Anyone who knows Dublin knows that we have a really big traffic problem. Attempting to move around Dublin by car can be frustrating at absolutely any time – I was recently caught in a traffic jam at 2 am. Journeys that should take 15 minutes can take nearly two hours. There are many reasons for this, including the fact that Dublin’s streets were designed for very different modes of transport and they simply cannot accommodate the traffic volumes we now have. The relatively inadequate state of public transport doesn’t help.
But one key contributor – and moreover one that would be comparatively easy to address – is the traffic light system. Dublin came relatively late to traffic lights: in the 1960s there were virtually none, and major junctions were either managed by a Garda (policeman) on point duty, or else not at all. As late as the early 1980s one of the busiest – at O’Connell Bridge – was still controlled in this way.
When traffic lights were introduced, they were totally uncoordinated. You could crawl along a street or road and find that at every intersection the light would be on red, no matter how you drove. Now that Dublin’s traffic lights are computerised and controlled centrally, this has not changed significantly; it is very hard to see any synchronisation of lights.

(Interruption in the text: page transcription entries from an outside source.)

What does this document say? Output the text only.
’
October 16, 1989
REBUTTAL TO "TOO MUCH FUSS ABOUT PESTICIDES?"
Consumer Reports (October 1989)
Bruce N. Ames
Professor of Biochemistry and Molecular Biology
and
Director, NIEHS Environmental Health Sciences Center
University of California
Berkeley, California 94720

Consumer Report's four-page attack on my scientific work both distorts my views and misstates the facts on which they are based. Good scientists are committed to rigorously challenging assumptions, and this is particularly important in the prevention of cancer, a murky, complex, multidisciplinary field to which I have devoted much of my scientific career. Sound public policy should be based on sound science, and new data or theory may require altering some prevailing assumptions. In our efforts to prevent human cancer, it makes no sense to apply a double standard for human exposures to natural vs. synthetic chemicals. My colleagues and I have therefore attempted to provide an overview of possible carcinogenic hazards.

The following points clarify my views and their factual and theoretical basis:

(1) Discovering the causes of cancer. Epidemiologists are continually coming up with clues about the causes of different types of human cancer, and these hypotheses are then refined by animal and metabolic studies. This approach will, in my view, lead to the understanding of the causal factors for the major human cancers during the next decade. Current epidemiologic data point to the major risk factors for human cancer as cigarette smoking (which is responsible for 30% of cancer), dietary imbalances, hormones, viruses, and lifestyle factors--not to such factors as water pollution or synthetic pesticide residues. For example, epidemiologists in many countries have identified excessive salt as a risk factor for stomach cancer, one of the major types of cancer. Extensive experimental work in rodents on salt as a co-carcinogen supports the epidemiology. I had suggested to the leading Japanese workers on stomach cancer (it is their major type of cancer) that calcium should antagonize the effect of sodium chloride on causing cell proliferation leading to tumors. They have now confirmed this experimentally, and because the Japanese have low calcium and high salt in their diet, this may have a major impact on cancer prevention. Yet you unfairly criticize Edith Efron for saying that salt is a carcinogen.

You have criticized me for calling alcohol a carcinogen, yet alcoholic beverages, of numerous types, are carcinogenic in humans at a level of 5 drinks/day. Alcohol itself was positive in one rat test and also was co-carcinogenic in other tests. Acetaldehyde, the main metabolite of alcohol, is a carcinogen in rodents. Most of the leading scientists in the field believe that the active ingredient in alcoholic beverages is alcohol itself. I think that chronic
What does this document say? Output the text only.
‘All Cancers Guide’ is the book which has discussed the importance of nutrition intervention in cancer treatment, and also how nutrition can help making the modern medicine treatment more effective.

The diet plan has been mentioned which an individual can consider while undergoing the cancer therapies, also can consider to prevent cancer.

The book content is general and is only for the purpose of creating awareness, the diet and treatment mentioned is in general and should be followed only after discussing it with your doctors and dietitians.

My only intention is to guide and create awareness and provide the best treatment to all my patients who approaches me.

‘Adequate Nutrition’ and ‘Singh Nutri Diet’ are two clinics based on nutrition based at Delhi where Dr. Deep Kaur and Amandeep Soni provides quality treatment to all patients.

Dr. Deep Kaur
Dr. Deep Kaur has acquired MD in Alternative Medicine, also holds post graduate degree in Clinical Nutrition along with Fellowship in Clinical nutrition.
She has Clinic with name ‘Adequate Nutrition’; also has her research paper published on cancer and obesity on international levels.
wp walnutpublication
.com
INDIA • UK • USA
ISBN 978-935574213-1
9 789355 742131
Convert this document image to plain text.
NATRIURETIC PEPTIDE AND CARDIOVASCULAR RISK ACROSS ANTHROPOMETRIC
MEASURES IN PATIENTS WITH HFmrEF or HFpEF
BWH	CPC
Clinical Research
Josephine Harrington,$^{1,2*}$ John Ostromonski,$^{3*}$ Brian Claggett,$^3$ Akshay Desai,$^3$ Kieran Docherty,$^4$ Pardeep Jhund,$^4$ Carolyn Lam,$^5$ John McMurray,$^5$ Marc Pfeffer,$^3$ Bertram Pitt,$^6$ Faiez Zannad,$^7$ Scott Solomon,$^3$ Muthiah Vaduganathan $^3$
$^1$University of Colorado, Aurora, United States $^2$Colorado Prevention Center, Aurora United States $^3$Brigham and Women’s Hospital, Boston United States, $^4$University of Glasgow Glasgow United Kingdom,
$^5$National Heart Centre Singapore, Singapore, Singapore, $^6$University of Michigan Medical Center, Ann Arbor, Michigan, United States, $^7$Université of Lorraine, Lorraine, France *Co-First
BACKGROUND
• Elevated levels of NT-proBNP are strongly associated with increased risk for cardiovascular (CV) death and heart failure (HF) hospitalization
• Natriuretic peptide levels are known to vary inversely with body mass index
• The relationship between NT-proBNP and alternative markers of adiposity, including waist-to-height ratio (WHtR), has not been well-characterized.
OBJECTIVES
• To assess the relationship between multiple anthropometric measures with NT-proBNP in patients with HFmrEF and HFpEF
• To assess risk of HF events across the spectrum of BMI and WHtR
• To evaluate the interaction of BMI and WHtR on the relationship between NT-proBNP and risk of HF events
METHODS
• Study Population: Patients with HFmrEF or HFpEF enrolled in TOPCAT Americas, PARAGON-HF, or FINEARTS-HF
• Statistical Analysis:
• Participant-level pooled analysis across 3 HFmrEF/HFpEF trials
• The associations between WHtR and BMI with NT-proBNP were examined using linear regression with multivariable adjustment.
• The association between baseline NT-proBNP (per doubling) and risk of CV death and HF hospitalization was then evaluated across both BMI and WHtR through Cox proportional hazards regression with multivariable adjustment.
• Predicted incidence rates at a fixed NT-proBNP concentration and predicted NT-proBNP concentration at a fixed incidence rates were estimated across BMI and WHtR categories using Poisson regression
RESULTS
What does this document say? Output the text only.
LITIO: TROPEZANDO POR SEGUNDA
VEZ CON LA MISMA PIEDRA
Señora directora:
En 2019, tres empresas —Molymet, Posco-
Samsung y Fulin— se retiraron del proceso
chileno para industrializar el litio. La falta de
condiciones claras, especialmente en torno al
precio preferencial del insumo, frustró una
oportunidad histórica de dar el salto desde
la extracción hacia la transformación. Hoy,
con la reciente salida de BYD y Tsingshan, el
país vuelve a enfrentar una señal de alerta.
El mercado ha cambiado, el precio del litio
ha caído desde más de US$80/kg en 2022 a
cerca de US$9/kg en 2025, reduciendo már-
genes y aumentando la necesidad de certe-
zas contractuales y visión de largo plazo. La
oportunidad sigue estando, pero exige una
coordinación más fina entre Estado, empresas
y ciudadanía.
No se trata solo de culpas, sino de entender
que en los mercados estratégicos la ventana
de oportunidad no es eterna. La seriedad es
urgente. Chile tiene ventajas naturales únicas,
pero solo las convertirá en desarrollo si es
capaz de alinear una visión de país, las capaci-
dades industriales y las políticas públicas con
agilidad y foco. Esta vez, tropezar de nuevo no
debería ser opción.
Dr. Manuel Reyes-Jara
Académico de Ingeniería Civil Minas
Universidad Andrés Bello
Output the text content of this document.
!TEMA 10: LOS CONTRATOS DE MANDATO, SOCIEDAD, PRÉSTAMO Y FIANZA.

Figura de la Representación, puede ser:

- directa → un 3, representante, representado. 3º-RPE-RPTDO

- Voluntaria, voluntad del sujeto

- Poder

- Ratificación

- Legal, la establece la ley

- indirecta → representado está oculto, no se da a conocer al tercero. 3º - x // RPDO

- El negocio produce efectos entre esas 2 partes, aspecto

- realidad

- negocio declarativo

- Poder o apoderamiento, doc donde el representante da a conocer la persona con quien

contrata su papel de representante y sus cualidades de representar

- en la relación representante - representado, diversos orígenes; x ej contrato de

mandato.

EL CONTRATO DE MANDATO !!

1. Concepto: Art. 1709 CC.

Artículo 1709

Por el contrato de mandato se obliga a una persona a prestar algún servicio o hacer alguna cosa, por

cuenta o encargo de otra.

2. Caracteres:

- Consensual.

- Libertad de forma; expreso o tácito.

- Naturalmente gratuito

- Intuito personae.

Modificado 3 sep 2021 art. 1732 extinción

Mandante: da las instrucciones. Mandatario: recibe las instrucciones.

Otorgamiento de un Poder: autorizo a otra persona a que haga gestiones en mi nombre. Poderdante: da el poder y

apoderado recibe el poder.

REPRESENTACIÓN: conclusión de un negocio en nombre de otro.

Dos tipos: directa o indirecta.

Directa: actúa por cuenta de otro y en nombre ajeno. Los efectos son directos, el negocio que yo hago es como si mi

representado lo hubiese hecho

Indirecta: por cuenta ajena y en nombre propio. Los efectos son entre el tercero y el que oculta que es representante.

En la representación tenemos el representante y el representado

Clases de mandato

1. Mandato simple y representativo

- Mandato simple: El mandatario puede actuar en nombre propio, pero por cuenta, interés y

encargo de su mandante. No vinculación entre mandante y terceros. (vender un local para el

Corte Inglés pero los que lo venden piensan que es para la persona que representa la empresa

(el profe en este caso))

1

In addition, the settings at some junctions are plain crazy. Let me provide one example. Where the North Circular Road crosses Sherrard Street and Belvedere Road, the light turns green for Lower Sherrard Street once in each cycle, but stays on green for longer than for the other roads; in fact, Lower Sherrard Street is the least important of all those roads crossing here, as it is essentially a cul-de-sac and usually has no traffic waiting to exit at all. In the meantime, while the lights are on green for them in the hope that someone may come, the much busier North Circular Road and Belvedere Road are kept waiting with significant traffic build-up. I mention this example because it is all too typical.
Furthermore, Dublin is the only city I know that has pedestrian lights that turn red, amber and green. This means that the cycle of a pedestrian light is long, and as they are also almost never synchronised with nearby traffic lights, the disruption they cause is huge. And then there is the oddity of the filter lights – there are far too few of them, and where they exist they are often hugely confusing as they are often placed directly below the (normal) green lights, so that when only the filter light is on green and the red light is on, the traffic light appears to be giving the motorist a choice between red and green.
Dublin traffic problems will not be solved overnight. But there are some things that could be improved relatively easily, and traffic lights are amongst these.